Олигарх с Губернатором помолчали. Потом Губернатор спросил: Ты к чему это рассказал? Олигарх растерялся. Он сам не знал, к чему. Нужно было что-то рассказать, а другого сюжета почему-то не подвернулось.
Олигарх растерялся и в этот момент они с Губернатором встретились глазами и Олигарх понял, что Губернатор его растерянность видит. Секунду спустя Олигарх мгновенно как бы раздвоился. Внешняя его оболочка осталась неподвижной в кресле, а внутренняя тень рванулась в сторону, пригибаясь как в кино солдаты под обстрелом, непроизвольно и безнадежно, в полном осознании, что раскрыт и погиб. И правда, рывок тени не остался незамеченным Губернатором.
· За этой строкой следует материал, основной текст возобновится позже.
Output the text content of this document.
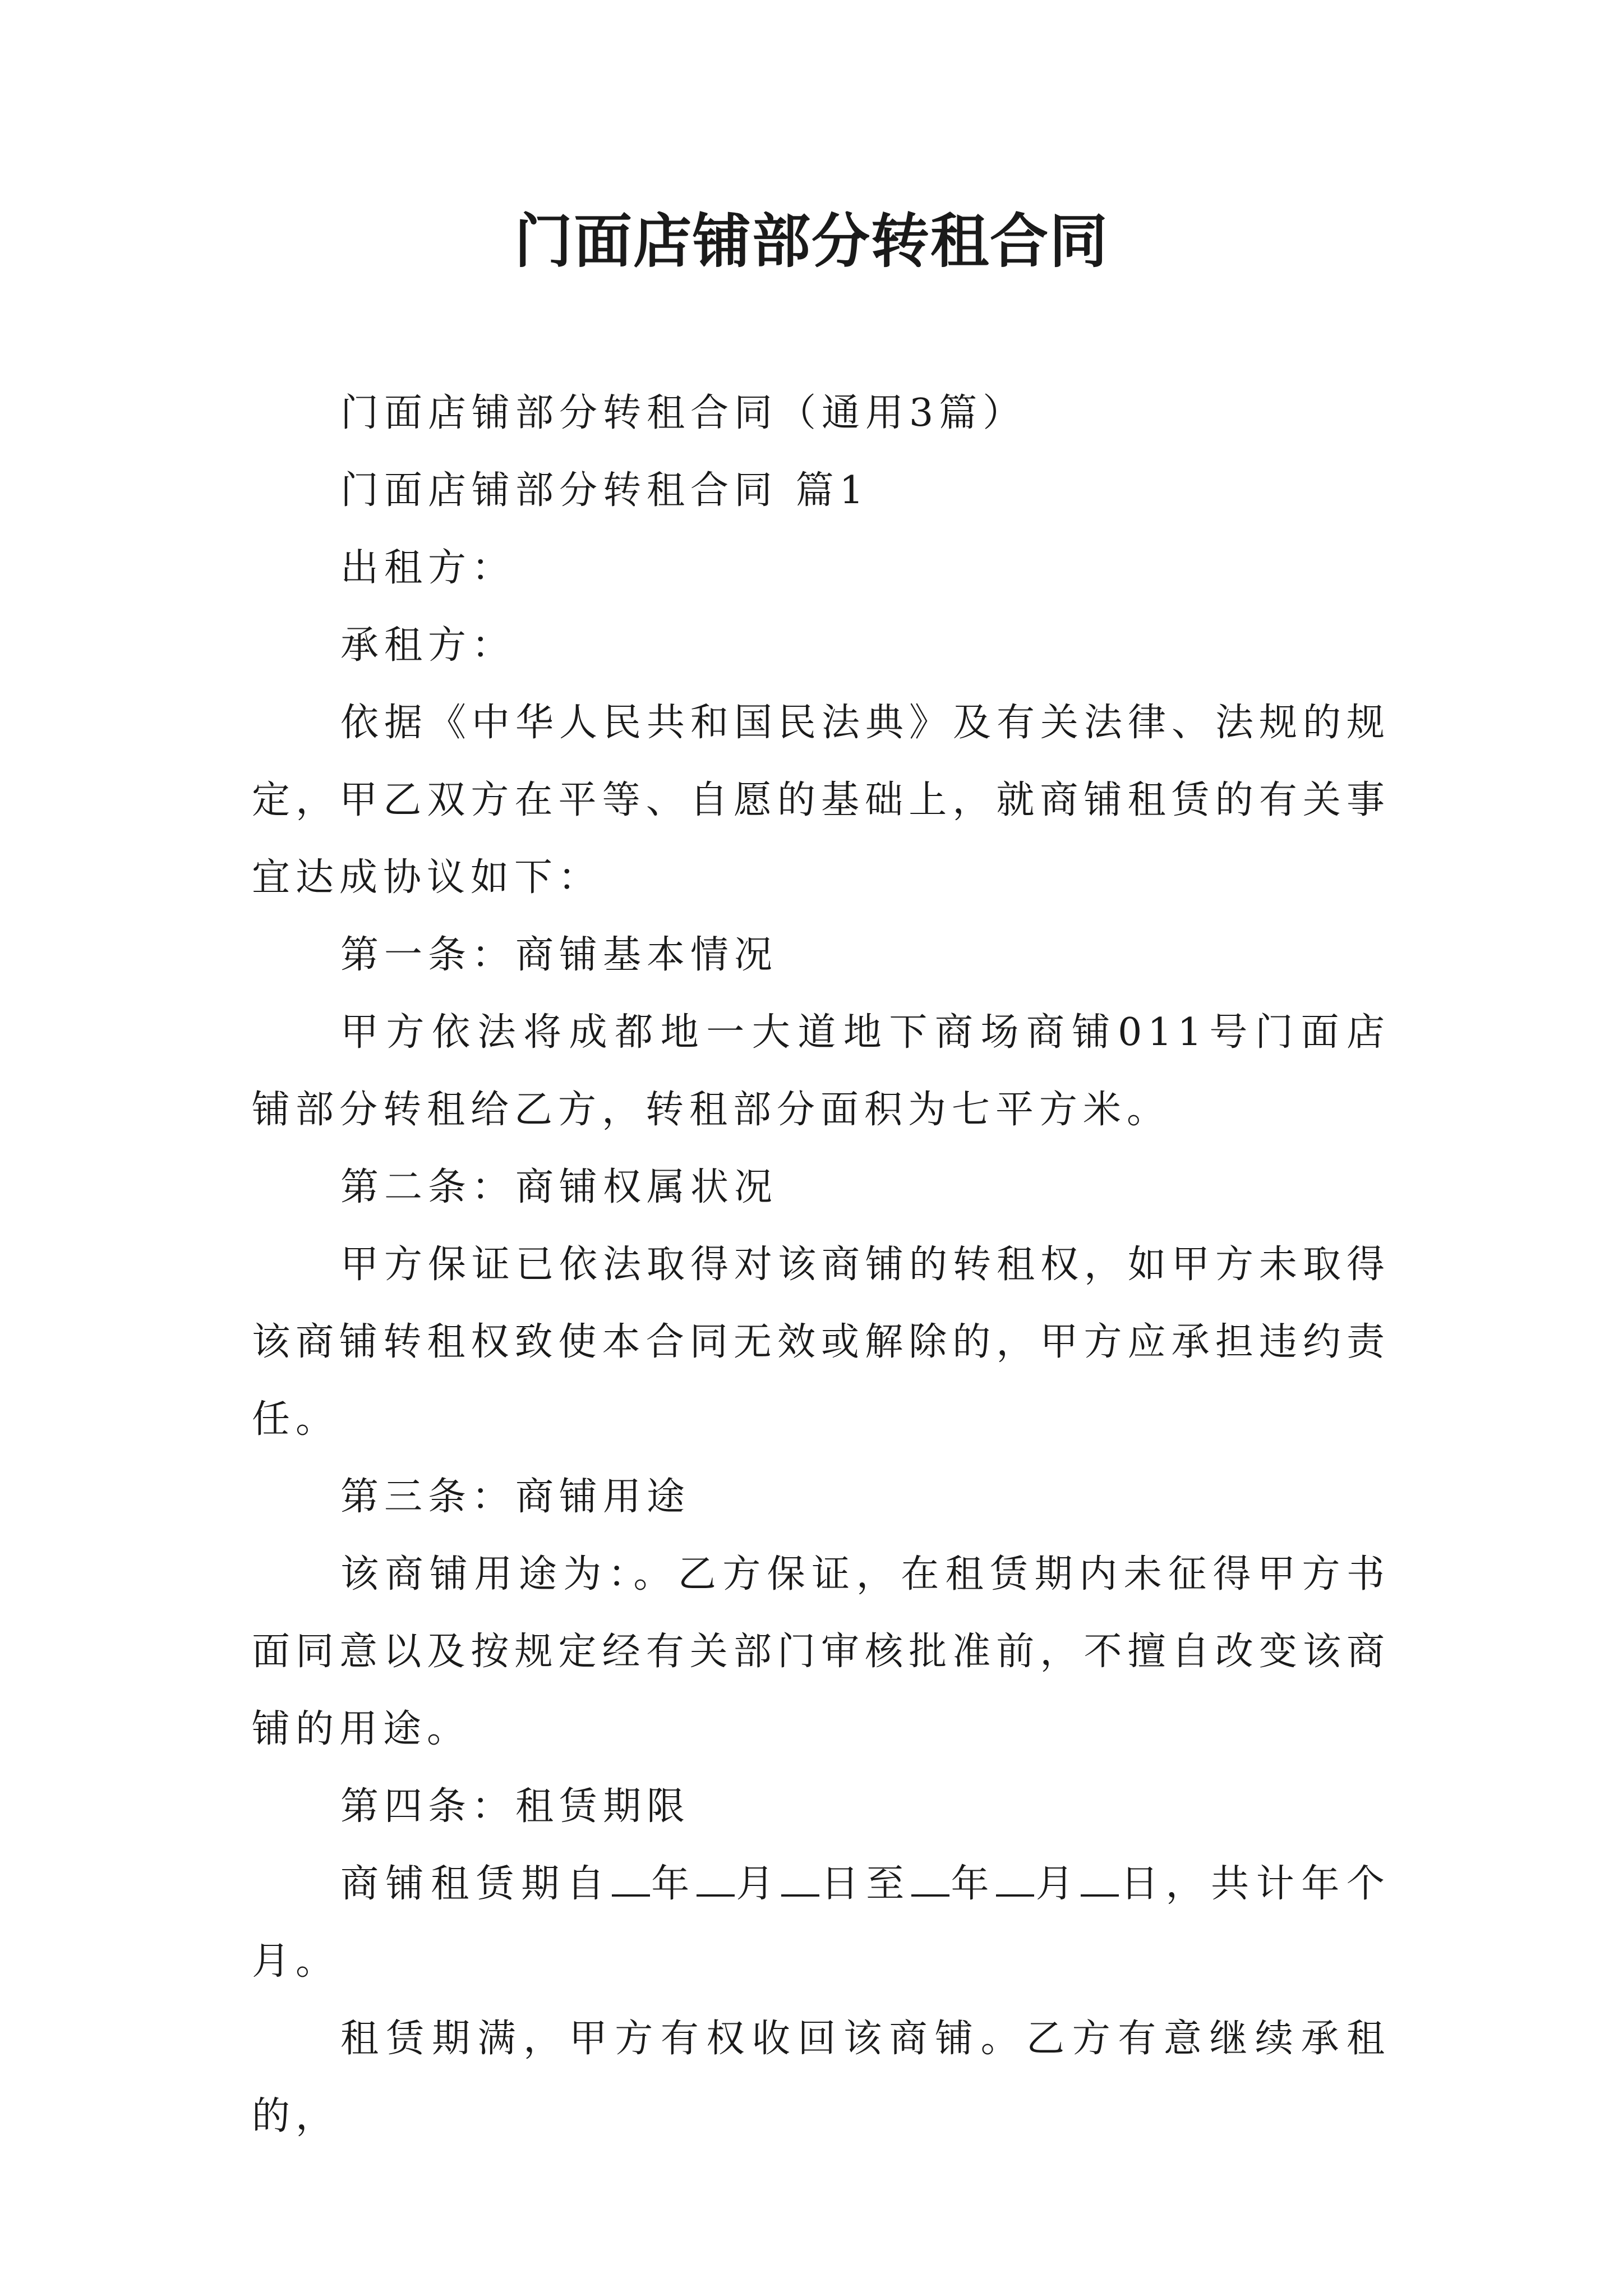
门面店铺部分转租合同

门面店铺部分转租合同（通用3篇）

门面店铺部分转租合同 篇1

出租方：

承租方：

依据《中华人民共和国民法典》及有关法律、法规的规定，甲乙双方在平等、自愿的基础上，就商铺租赁的有关事宜达成协议如下：

第一条：商铺基本情况

甲方依法将成都地一大道地下商场商铺011号门面店铺部分转租给乙方，转租部分面积为七平方米。

第二条：商铺权属状况

甲方保证已依法取得对该商铺的转租权，如甲方未取得该商铺转租权致使本合同无效或解除的，甲方应承担违约责任。

第三条：商铺用途

该商铺用途为：。乙方保证，在租赁期内未征得甲方书面同意以及按规定经有关部门审核批准前，不擅自改变该商铺的用途。

第四条：租赁期限

商铺租赁期自 年 月 日至 年 月 日，共计年个月。

租赁期满，甲方有权收回该商铺。乙方有意继续承租的，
Также оставаясь телесно неподвижным, он бросил зрачок в сторону движения тени, поймал ее как в прицел и не отпускал до тех пор, пока Олигарху не стало понятно, вплоть до физического ощущения красной точки лазера на бесплотном лбу тени, что он замечен и понят. Удостоверившись в этом, Губернатор слегка пошевелил пальцами рук, расслабляясь, и перевел взгляд на огонь камина.
Он был доволен, он нашёл наконец тот бок олигархова тела, за который можно будет вцепиться без риска быть укушенным в ответ.